The wedding lunch or dinner is normally extended by a big party afterwards, with dancing and drinking until late at night.

Alternatively, there are a number of companies that specialise in arranging weddings so, if you are only going to be in Spain for a short time, they can arrange everything for you in advance, before your arrival. This can be pricey but does save a lot of stress.

Wedding photographs in Spain

Photography is permitted at your marriage, whether it takes place at the Town Hall, at church or elsewhere. There are many photographers who specialise in providing this service, and most of them will also accompany you on your wedding lunch or dinner. You can choose between traditional or modern style, depending on your preferences.

There are websites which specialise in weddings where you can find different choices for all that you may need in your wedding – venues, photographers, clothes, weddings favours, etc – where other couples leave reviews, and you can find suppliers within a specific area.

The honeymoon

It is customary for the newly married couple to go away together for at least a few days on a honeymoon.

If you’re already here in Spain you’re not likely to want to go elsewhere!

Most likely, you will plan your honeymoon before you travel to Spain, and you can contact a travel agency to give you some ideas – or plan the whole thing, so you just need to enjoy your trip.

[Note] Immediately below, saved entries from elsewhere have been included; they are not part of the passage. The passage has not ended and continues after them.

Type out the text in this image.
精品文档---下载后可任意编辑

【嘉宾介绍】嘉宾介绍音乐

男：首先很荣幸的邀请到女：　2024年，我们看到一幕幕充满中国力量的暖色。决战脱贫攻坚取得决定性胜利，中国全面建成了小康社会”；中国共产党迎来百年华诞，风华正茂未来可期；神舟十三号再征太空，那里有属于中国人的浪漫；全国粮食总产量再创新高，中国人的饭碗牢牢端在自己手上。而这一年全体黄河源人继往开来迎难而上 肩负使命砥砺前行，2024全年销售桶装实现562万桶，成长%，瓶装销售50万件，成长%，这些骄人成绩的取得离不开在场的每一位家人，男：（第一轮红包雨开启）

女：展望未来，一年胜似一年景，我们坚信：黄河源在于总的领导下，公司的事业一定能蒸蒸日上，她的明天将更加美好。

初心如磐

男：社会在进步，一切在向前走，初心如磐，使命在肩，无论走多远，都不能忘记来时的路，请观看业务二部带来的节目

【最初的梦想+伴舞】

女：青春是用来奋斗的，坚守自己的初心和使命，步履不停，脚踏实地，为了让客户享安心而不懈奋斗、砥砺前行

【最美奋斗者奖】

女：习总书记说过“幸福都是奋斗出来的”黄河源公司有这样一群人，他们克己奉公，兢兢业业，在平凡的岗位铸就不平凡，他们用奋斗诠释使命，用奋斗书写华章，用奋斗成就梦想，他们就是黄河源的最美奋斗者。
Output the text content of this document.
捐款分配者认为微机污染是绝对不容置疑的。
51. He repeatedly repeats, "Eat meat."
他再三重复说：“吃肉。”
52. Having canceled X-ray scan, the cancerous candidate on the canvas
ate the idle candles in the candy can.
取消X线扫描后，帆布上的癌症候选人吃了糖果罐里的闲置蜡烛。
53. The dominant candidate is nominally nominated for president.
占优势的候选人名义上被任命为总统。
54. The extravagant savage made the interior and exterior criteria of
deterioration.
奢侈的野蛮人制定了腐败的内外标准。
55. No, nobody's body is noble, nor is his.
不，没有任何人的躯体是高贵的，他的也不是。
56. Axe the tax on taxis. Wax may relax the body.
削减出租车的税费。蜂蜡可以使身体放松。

Things to do after getting married in Spain

After your marriage, there are a number of things that you should do. First of all, you must register your marriage in the relevant Civil Registry. See above.

As a foreigner, you must also notify your consulate and send them a copy of your marriage certificate: this is required by Spanish law.

In Spain, women do not typically change their surname as in some other countries; however, depending upon your nationality, you may want to change the name on the wife’s passport and other official documentation.

If you do change your name, it’s worth spending a few minutes making a list of all of the places where the name is stored and to contact them all at once. Typical examples would be the bank, the mobile phone company, your doctor and dentist, any companies who’ve provided loans to you, any store or credit cards that you use, the residential community of which you are a member, any professional bodies to which you are affiliated and any social groups to which you are affiliated. It is surprising how many will end up on the list.

As your Spanish marriage certificate will only include the wife’s maiden name, you need to check with your Consular authority what steps you need to follow in order to get your name changed in other documents.

Don’t forget to notify your employer. You may be entitled to some additional holiday time – if you’re employed in Spain, you often get two weeks extra!


Thousands of foreigners have now married in Spain.

Some had already moved to Spain but others came here just to get married in a beautiful place with more or less guaranteed good weather for much of the year.

If you’re thinking of getting married here, you have so many possibilities and venues, and there are even wedding planner companies that can do most of the hard work for you!